Emma berdiri di balik tirai kaca tebal di lantai dua sembari menyesap teh hitamnya sembari mengamati suasana riuh di bawah. Di sampingnya, Kevin menengadah ke arah layar besar yang menayangkan tayangan langsung.
"Tuan Xavier!" seru seorang jurnalis senior dari Le Figaro, mengacungkan mikrofonnya.
"Apakah benar rumor bahwa Kincaid Group dari London telah mengajukan investasi senilai lima puluh juta Euro untuk membeli lisensi eksklusif karya terbaru Emma Ellis?"
Xavier tersenyum tipis, sebuah senyuman
yang menyimpan keangkuhan. Ia merapikan garis jasnya sebelum menatap lurus ke arah kamera.
"Pertanyaan yang sangat bagus," sahut Xavier.
"Memang benar. Tiga hari yang lalu, Kincaid Group mengajukan proposal akuisisi resmi untuk koleksi The Betrayal milik desainer utama kami, Mademoiselle Emma Ellis."

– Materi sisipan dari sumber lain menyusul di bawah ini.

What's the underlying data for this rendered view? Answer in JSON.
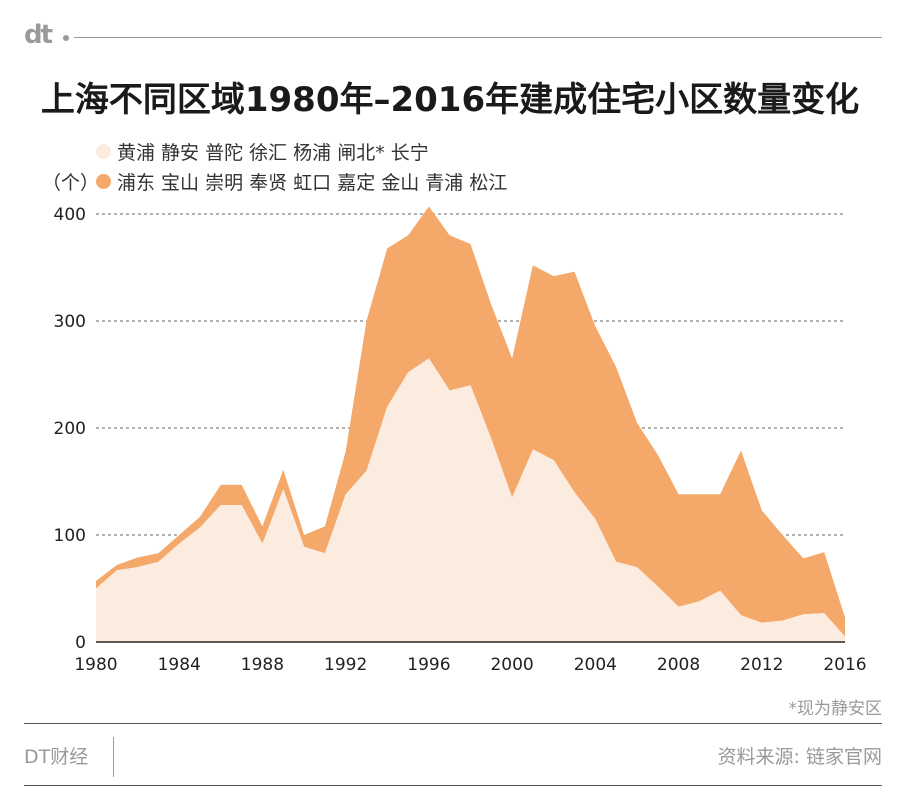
{
  "brand_logo": "dt",
  "title": "上海不同区域1980年–2016年建成住宅小区数量变化",
  "unit": "（个）",
  "footnote": "*现为静安区",
  "brand": "DT财经",
  "source": "资料来源: 链家官网",
  "colors": {
    "series1": "#fcebdf",
    "series2": "#f4a869",
    "grid": "#666666",
    "axis": "#222222"
  },
  "chart_data": {
    "type": "area",
    "stacked": true,
    "grid": "dashed-horizontal",
    "x": [
      1980,
      1981,
      1982,
      1983,
      1984,
      1985,
      1986,
      1987,
      1988,
      1989,
      1990,
      1991,
      1992,
      1993,
      1994,
      1995,
      1996,
      1997,
      1998,
      1999,
      2000,
      2001,
      2002,
      2003,
      2004,
      2005,
      2006,
      2007,
      2008,
      2009,
      2010,
      2011,
      2012,
      2013,
      2014,
      2015,
      2016
    ],
    "xlim": [
      1980,
      2016
    ],
    "xticks": [
      "1980",
      "1984",
      "1988",
      "1992",
      "1996",
      "2000",
      "2004",
      "2008",
      "2012",
      "2016"
    ],
    "ylim": [
      0,
      400
    ],
    "yticks": [
      "0",
      "100",
      "200",
      "300",
      "400"
    ],
    "series": [
      {
        "name": "黄浦 静安 普陀 徐汇 杨浦 闸北* 长宁",
        "values": [
          50,
          67,
          70,
          75,
          92,
          107,
          128,
          128,
          92,
          143,
          89,
          83,
          138,
          160,
          220,
          252,
          265,
          235,
          240,
          190,
          135,
          180,
          170,
          140,
          115,
          75,
          70,
          52,
          33,
          38,
          48,
          25,
          18,
          20,
          26,
          27,
          5
        ]
      },
      {
        "name": "浦东 宝山 崇明 奉贤 虹口 嘉定 金山 青浦 松江",
        "values": [
          7,
          5,
          9,
          8,
          8,
          10,
          19,
          19,
          16,
          18,
          11,
          25,
          40,
          140,
          148,
          128,
          142,
          145,
          132,
          125,
          130,
          172,
          172,
          206,
          180,
          182,
          135,
          123,
          105,
          100,
          90,
          154,
          105,
          80,
          52,
          57,
          18
        ]
      }
    ]
  }
}
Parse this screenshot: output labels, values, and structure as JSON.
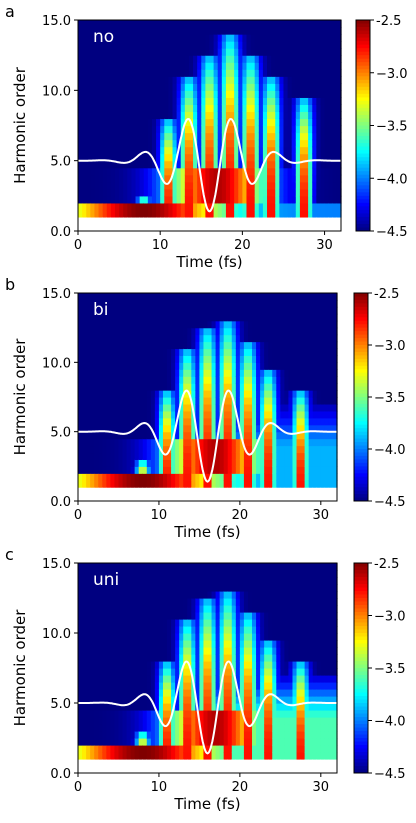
{
  "chart_data": [
    {
      "type": "heatmap",
      "panel_letter": "a",
      "inset_label": "no",
      "xlabel": "Time (fs)",
      "ylabel": "Harmonic order",
      "xlim": [
        0,
        32
      ],
      "ylim": [
        0,
        15
      ],
      "x_ticks": [
        "0",
        "10",
        "20",
        "30"
      ],
      "y_ticks": [
        "0.0",
        "5.0",
        "10.0",
        "15.0"
      ],
      "colorbar": {
        "range": [
          -4.5,
          -2.5
        ],
        "ticks": [
          "-2.5",
          "−3.0",
          "−3.5",
          "−4.0",
          "−4.5"
        ],
        "colormap": "jet"
      },
      "continuum_level": -4.5,
      "harmonic_peak_times_fs": [
        8,
        11,
        13.5,
        16,
        18.5,
        21,
        23.5,
        27.5
      ],
      "peak_heights": [
        2.5,
        8,
        11,
        12.5,
        14,
        12.5,
        11,
        9.5
      ],
      "field_trace": {
        "color": "#ffffff",
        "baseline_order": 5.0,
        "peak_amplitude": 3.6,
        "center_fs": 16,
        "period_fs": 5.4,
        "width_fs": 6
      }
    },
    {
      "type": "heatmap",
      "panel_letter": "b",
      "inset_label": "bi",
      "xlabel": "Time (fs)",
      "ylabel": "Harmonic order",
      "xlim": [
        0,
        32
      ],
      "ylim": [
        0,
        15
      ],
      "x_ticks": [
        "0",
        "10",
        "20",
        "30"
      ],
      "y_ticks": [
        "0.0",
        "5.0",
        "10.0",
        "15.0"
      ],
      "colorbar": {
        "range": [
          -4.5,
          -2.5
        ],
        "ticks": [
          "-2.5",
          "−3.0",
          "−3.5",
          "−4.0",
          "−4.5"
        ],
        "colormap": "jet"
      },
      "continuum_level": -3.9,
      "harmonic_peak_times_fs": [
        8,
        11,
        13.5,
        16,
        18.5,
        21,
        23.5,
        27.5
      ],
      "peak_heights": [
        3,
        8,
        11,
        12.5,
        13,
        11.5,
        9.5,
        8
      ],
      "field_trace": {
        "color": "#ffffff",
        "baseline_order": 5.0,
        "peak_amplitude": 3.6,
        "center_fs": 16,
        "period_fs": 5.4,
        "width_fs": 6
      }
    },
    {
      "type": "heatmap",
      "panel_letter": "c",
      "inset_label": "uni",
      "xlabel": "Time (fs)",
      "ylabel": "Harmonic order",
      "xlim": [
        0,
        32
      ],
      "ylim": [
        0,
        15
      ],
      "x_ticks": [
        "0",
        "10",
        "20",
        "30"
      ],
      "y_ticks": [
        "0.0",
        "5.0",
        "10.0",
        "15.0"
      ],
      "colorbar": {
        "range": [
          -4.5,
          -2.5
        ],
        "ticks": [
          "-2.5",
          "−3.0",
          "−3.5",
          "−4.0",
          "−4.5"
        ],
        "colormap": "jet"
      },
      "continuum_level": -3.6,
      "harmonic_peak_times_fs": [
        8,
        11,
        13.5,
        16,
        18.5,
        21,
        23.5,
        27.5
      ],
      "peak_heights": [
        3,
        8,
        11,
        12.5,
        13,
        11.5,
        9.5,
        8
      ],
      "field_trace": {
        "color": "#ffffff",
        "baseline_order": 5.0,
        "peak_amplitude": 3.6,
        "center_fs": 16,
        "period_fs": 5.4,
        "width_fs": 6
      }
    }
  ]
}
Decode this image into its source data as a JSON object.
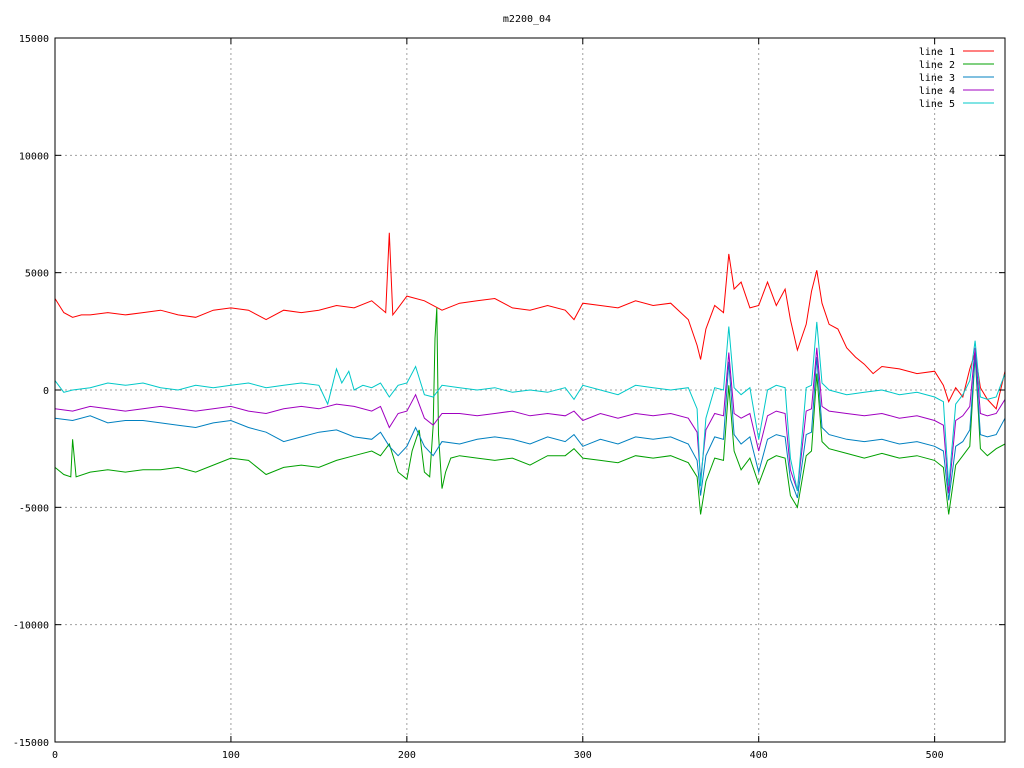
{
  "chart_data": {
    "type": "line",
    "title": "m2200_04",
    "xlabel": "",
    "ylabel": "",
    "xlim": [
      0,
      540
    ],
    "ylim": [
      -15000,
      15000
    ],
    "xticks": [
      0,
      100,
      200,
      300,
      400,
      500
    ],
    "yticks": [
      -15000,
      -10000,
      -5000,
      0,
      5000,
      10000,
      15000
    ],
    "grid": true,
    "legend_position": "top-right",
    "series": [
      {
        "name": "line 1",
        "color": "#ff0000",
        "x": [
          0,
          5,
          10,
          15,
          20,
          30,
          40,
          50,
          60,
          70,
          80,
          90,
          100,
          110,
          120,
          130,
          140,
          150,
          160,
          170,
          180,
          188,
          190,
          192,
          195,
          200,
          210,
          220,
          230,
          240,
          250,
          260,
          270,
          280,
          290,
          295,
          300,
          310,
          320,
          330,
          340,
          350,
          360,
          365,
          367,
          370,
          372,
          375,
          380,
          383,
          386,
          390,
          395,
          400,
          405,
          410,
          415,
          418,
          422,
          427,
          430,
          433,
          436,
          440,
          445,
          450,
          455,
          460,
          465,
          470,
          480,
          490,
          500,
          505,
          508,
          512,
          516,
          520,
          523,
          526,
          530,
          535,
          540
        ],
        "y": [
          3900,
          3300,
          3100,
          3200,
          3200,
          3300,
          3200,
          3300,
          3400,
          3200,
          3100,
          3400,
          3500,
          3400,
          3000,
          3400,
          3300,
          3400,
          3600,
          3500,
          3800,
          3300,
          6700,
          3200,
          3500,
          4000,
          3800,
          3400,
          3700,
          3800,
          3900,
          3500,
          3400,
          3600,
          3400,
          3000,
          3700,
          3600,
          3500,
          3800,
          3600,
          3700,
          3000,
          1900,
          1300,
          2600,
          3000,
          3600,
          3300,
          5800,
          4300,
          4600,
          3500,
          3600,
          4600,
          3600,
          4300,
          3000,
          1700,
          2800,
          4200,
          5100,
          3700,
          2800,
          2600,
          1800,
          1400,
          1100,
          700,
          1000,
          900,
          700,
          800,
          200,
          -500,
          100,
          -300,
          900,
          1600,
          100,
          -400,
          -800,
          800
        ]
      },
      {
        "name": "line 2",
        "color": "#00a000",
        "x": [
          0,
          5,
          9,
          10,
          12,
          20,
          30,
          40,
          50,
          60,
          70,
          80,
          90,
          100,
          110,
          120,
          130,
          140,
          150,
          160,
          170,
          180,
          185,
          190,
          195,
          200,
          203,
          207,
          210,
          213,
          215,
          216,
          217,
          218,
          220,
          222,
          225,
          230,
          240,
          250,
          260,
          270,
          280,
          290,
          295,
          300,
          310,
          320,
          330,
          340,
          350,
          360,
          365,
          367,
          370,
          375,
          380,
          383,
          386,
          390,
          395,
          400,
          405,
          410,
          415,
          418,
          422,
          427,
          430,
          433,
          436,
          440,
          450,
          460,
          470,
          480,
          490,
          500,
          505,
          508,
          512,
          516,
          520,
          523,
          526,
          530,
          535,
          540
        ],
        "y": [
          -3300,
          -3600,
          -3700,
          -2100,
          -3700,
          -3500,
          -3400,
          -3500,
          -3400,
          -3400,
          -3300,
          -3500,
          -3200,
          -2900,
          -3000,
          -3600,
          -3300,
          -3200,
          -3300,
          -3000,
          -2800,
          -2600,
          -2800,
          -2300,
          -3500,
          -3800,
          -2600,
          -1700,
          -3500,
          -3700,
          -1500,
          2200,
          3500,
          -1900,
          -4200,
          -3500,
          -2900,
          -2800,
          -2900,
          -3000,
          -2900,
          -3200,
          -2800,
          -2800,
          -2500,
          -2900,
          -3000,
          -3100,
          -2800,
          -2900,
          -2800,
          -3100,
          -3700,
          -5300,
          -3900,
          -2900,
          -3000,
          200,
          -2600,
          -3400,
          -2900,
          -4000,
          -3000,
          -2800,
          -2900,
          -4500,
          -5000,
          -2800,
          -2600,
          700,
          -2200,
          -2500,
          -2700,
          -2900,
          -2700,
          -2900,
          -2800,
          -3000,
          -3300,
          -5300,
          -3200,
          -2800,
          -2400,
          1500,
          -2500,
          -2800,
          -2500,
          -2300
        ]
      },
      {
        "name": "line 3",
        "color": "#0080c0",
        "x": [
          0,
          10,
          20,
          30,
          40,
          50,
          60,
          70,
          80,
          90,
          100,
          110,
          120,
          130,
          140,
          150,
          160,
          170,
          180,
          185,
          190,
          195,
          200,
          205,
          210,
          215,
          220,
          230,
          240,
          250,
          260,
          270,
          280,
          290,
          295,
          300,
          310,
          320,
          330,
          340,
          350,
          360,
          365,
          367,
          370,
          375,
          380,
          383,
          386,
          390,
          395,
          400,
          405,
          410,
          415,
          418,
          422,
          427,
          430,
          433,
          436,
          440,
          450,
          460,
          470,
          480,
          490,
          500,
          505,
          508,
          512,
          516,
          520,
          523,
          526,
          530,
          535,
          540
        ],
        "y": [
          -1200,
          -1300,
          -1100,
          -1400,
          -1300,
          -1300,
          -1400,
          -1500,
          -1600,
          -1400,
          -1300,
          -1600,
          -1800,
          -2200,
          -2000,
          -1800,
          -1700,
          -2000,
          -2100,
          -1800,
          -2400,
          -2800,
          -2400,
          -1600,
          -2400,
          -2800,
          -2200,
          -2300,
          -2100,
          -2000,
          -2100,
          -2300,
          -2000,
          -2200,
          -1900,
          -2400,
          -2100,
          -2300,
          -2000,
          -2100,
          -2000,
          -2300,
          -3000,
          -4500,
          -2800,
          -2000,
          -2100,
          1200,
          -1900,
          -2300,
          -2000,
          -3500,
          -2100,
          -1900,
          -2000,
          -3800,
          -4600,
          -1900,
          -1800,
          1400,
          -1600,
          -1900,
          -2100,
          -2200,
          -2100,
          -2300,
          -2200,
          -2400,
          -2600,
          -4700,
          -2400,
          -2200,
          -1700,
          1500,
          -1900,
          -2000,
          -1900,
          -1200
        ]
      },
      {
        "name": "line 4",
        "color": "#a000c0",
        "x": [
          0,
          10,
          20,
          30,
          40,
          50,
          60,
          70,
          80,
          90,
          100,
          110,
          120,
          130,
          140,
          150,
          160,
          170,
          180,
          185,
          190,
          195,
          200,
          205,
          210,
          215,
          220,
          230,
          240,
          250,
          260,
          270,
          280,
          290,
          295,
          300,
          310,
          320,
          330,
          340,
          350,
          360,
          365,
          367,
          370,
          375,
          380,
          383,
          386,
          390,
          395,
          400,
          405,
          410,
          415,
          418,
          422,
          427,
          430,
          433,
          436,
          440,
          450,
          460,
          470,
          480,
          490,
          500,
          505,
          508,
          512,
          516,
          520,
          523,
          526,
          530,
          535,
          540
        ],
        "y": [
          -800,
          -900,
          -700,
          -800,
          -900,
          -800,
          -700,
          -800,
          -900,
          -800,
          -700,
          -900,
          -1000,
          -800,
          -700,
          -800,
          -600,
          -700,
          -900,
          -700,
          -1600,
          -1000,
          -900,
          -200,
          -1200,
          -1500,
          -1000,
          -1000,
          -1100,
          -1000,
          -900,
          -1100,
          -1000,
          -1100,
          -900,
          -1300,
          -1000,
          -1200,
          -1000,
          -1100,
          -1000,
          -1200,
          -1800,
          -3800,
          -1700,
          -1000,
          -1100,
          1600,
          -1000,
          -1200,
          -1000,
          -2600,
          -1100,
          -900,
          -1000,
          -3400,
          -4300,
          -900,
          -800,
          1800,
          -700,
          -900,
          -1000,
          -1100,
          -1000,
          -1200,
          -1100,
          -1300,
          -1500,
          -4400,
          -1300,
          -1100,
          -700,
          1800,
          -1000,
          -1100,
          -1000,
          -400
        ]
      },
      {
        "name": "line 5",
        "color": "#00c8c8",
        "x": [
          0,
          5,
          10,
          20,
          30,
          40,
          50,
          60,
          70,
          80,
          90,
          100,
          110,
          120,
          130,
          140,
          150,
          155,
          160,
          163,
          167,
          170,
          175,
          180,
          185,
          190,
          195,
          200,
          205,
          210,
          215,
          220,
          230,
          240,
          250,
          260,
          270,
          280,
          290,
          295,
          300,
          310,
          320,
          330,
          340,
          350,
          360,
          365,
          367,
          370,
          375,
          380,
          383,
          386,
          390,
          395,
          400,
          405,
          410,
          415,
          418,
          422,
          427,
          430,
          433,
          436,
          440,
          450,
          460,
          470,
          480,
          490,
          500,
          505,
          508,
          512,
          516,
          520,
          523,
          526,
          530,
          535,
          540
        ],
        "y": [
          400,
          -100,
          0,
          100,
          300,
          200,
          300,
          100,
          0,
          200,
          100,
          200,
          300,
          100,
          200,
          300,
          200,
          -600,
          900,
          300,
          800,
          0,
          200,
          100,
          300,
          -300,
          200,
          300,
          1000,
          -200,
          -300,
          200,
          100,
          0,
          100,
          -100,
          0,
          -100,
          100,
          -400,
          200,
          0,
          -200,
          200,
          100,
          0,
          100,
          -800,
          -4100,
          -1200,
          100,
          0,
          2700,
          100,
          -200,
          100,
          -2100,
          0,
          200,
          100,
          -2900,
          -4300,
          100,
          200,
          2900,
          300,
          0,
          -200,
          -100,
          0,
          -200,
          -100,
          -300,
          -500,
          -4100,
          -600,
          -200,
          400,
          2100,
          -300,
          -400,
          -300,
          700
        ]
      }
    ]
  }
}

Suasana aula seketika gempar. Lampu kilat kamera menyambar tanpa henti.
"Lalu, apakah Ellis Corporation dan Mademoiselle Emma telah menyetujui kesepakatan bernilai fantastis tersebut?" ujar jurnalis lain memotong cepat.
Xavier jeda sejenak dan sengaja membiarkan ketegangan merayapi udara. Kilat jenaka memancar di matanya ketika ia menggelengkan kepala secara perlahan.
"Atas arahan langsung dari Mademoiselle Emma Ellis," ucap Xavier tegas, "Kami menolak proposal Kincaid Group secara mutlak dan tidak berkeberatan untuk mempublikasikannya hari ini."
Bagaikan petir di siang bolong, pengumuman itu membuat seluruh jurnalis tersentak kaget.
"Menolak?! Mengapa, Tuan Xavier? Lima puluh juta Euro adalah penawaran tertinggi di industri ini!" seru jurnalis media keuangan.
"Sederhana saja," jawab Xavier, nadanya berubah menjadi dingin nan meremehkan.
"Kualitas dan reputasi Kincaid Group saat ini dianggap tidak memenuhi standar estetika serta integritas yang diusung oleh rumah mode ELLIS. Kami menilai nama Kincaid Group justru akan menurunkan nilai seni dari The Betrayal."